Avant-propos

Je ne suis pas historien pas plus que je ne suis chroniqueur. Je ne pensais pas un seul instant, devoir un jour, partager par écrit mon analyse et mes souvenirs concernant une improbable fin brutale de la Compagnie multinationale Air Afrique. Je pensais que son histoire avec un grand H, celle de ses futurs succès avérés, serait une apologie écrite par des personnes ayant en la matière, plus de métier et plus de talent que moi.

Après l’action, venant le temps de la réflexion, et ce qui m’a conduit à écrire est, entre autres, le résultat de trois constatations majeures :

– D’abord, depuis la liquidation de la Compagnie, à écouter tous mes interlocuteurs, il semblait incontestable qu’il n’y ait eu à Air Afrique durant sa brève existence, que des agents compétents, tant leurs propos sur les causes de la faillite de la Compagnie semblaient pertinents. Si tel avait été réellement le cas, l’on pourrait alors, à juste titre, se demander pourquoi avec tant de compétences, cette Compagnie avait lamentablement sombré ‘’corps et âmes ’’. La vérité est qu’il y avait des agents compétents, même de très compétents. Ils étaient nombreux mais au fil du temps, ils se sont malheureusement trouvés dilués dans la masse du fait de recrutements de complaisance.

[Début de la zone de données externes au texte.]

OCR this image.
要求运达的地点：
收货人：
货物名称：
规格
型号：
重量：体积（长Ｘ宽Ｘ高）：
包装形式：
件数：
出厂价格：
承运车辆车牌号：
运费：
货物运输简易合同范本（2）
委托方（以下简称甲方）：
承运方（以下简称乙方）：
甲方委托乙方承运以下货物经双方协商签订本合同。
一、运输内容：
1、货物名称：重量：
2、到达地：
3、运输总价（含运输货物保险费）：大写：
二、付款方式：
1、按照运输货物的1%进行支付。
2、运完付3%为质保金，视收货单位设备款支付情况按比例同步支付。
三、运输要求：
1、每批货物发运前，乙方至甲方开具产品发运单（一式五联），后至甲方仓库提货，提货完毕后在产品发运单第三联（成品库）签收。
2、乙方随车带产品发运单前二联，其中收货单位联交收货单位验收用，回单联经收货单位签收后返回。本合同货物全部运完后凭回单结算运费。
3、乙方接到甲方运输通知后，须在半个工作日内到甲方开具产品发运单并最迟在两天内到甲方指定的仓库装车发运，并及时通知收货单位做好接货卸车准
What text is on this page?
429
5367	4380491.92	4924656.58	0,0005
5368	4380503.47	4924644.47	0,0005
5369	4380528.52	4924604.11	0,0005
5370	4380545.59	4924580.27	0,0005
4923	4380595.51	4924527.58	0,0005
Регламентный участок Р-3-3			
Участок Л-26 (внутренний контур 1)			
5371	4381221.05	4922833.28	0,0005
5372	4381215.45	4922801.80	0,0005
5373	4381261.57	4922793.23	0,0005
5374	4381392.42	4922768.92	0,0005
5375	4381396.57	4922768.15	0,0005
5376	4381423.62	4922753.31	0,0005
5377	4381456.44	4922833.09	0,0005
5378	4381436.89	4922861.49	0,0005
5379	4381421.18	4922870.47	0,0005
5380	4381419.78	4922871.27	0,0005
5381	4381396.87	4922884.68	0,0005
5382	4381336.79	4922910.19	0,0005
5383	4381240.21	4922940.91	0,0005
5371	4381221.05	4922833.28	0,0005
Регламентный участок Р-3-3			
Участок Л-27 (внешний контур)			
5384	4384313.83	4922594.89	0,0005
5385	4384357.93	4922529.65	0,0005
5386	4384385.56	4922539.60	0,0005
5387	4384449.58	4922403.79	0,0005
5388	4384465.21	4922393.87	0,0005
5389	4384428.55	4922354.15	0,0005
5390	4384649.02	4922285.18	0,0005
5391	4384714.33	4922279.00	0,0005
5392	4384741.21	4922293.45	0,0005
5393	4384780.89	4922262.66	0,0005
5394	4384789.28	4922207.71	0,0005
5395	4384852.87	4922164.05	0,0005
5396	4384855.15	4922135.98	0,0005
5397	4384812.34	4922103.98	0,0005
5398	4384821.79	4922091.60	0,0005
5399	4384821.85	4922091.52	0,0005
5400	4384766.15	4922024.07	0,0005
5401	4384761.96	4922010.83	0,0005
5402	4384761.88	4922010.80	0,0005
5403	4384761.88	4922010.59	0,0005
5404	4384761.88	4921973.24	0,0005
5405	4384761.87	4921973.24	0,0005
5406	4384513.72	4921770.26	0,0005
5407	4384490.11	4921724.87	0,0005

– Ensuite, aux détours de conversations ou d’observations de personnes dites « averties, et bien au fait des questions de transport aérien », je me suis rendu compte qu’il y avait sans doute place pour un son de cloche autre que les sempiternels clichés accablant la seule « gestion de Monsieur Roland-Billecart », clichés unanimement admis et généreusement débités pour tout justifier et tout démontrer. Cela donnait bonne conscience sans frais; la tradition biblique dispensant de toute contrition.

– Enfin et surtout, pour avoir servi 31 ans durant Air Afrique, de Monsieur Cheikh Fall premier Président Directeur Général (PDG), à Monsieur Marcel Kodjo Administrateur Délégué chargé de la liquidation, il m’a semblé utile de livrer ma part de vérité sur ce que je crois avoir été les causes réelles cumulées de notre échec collectif. Trop ou pas assez de choses ont été dites, et il en restera encore à dire.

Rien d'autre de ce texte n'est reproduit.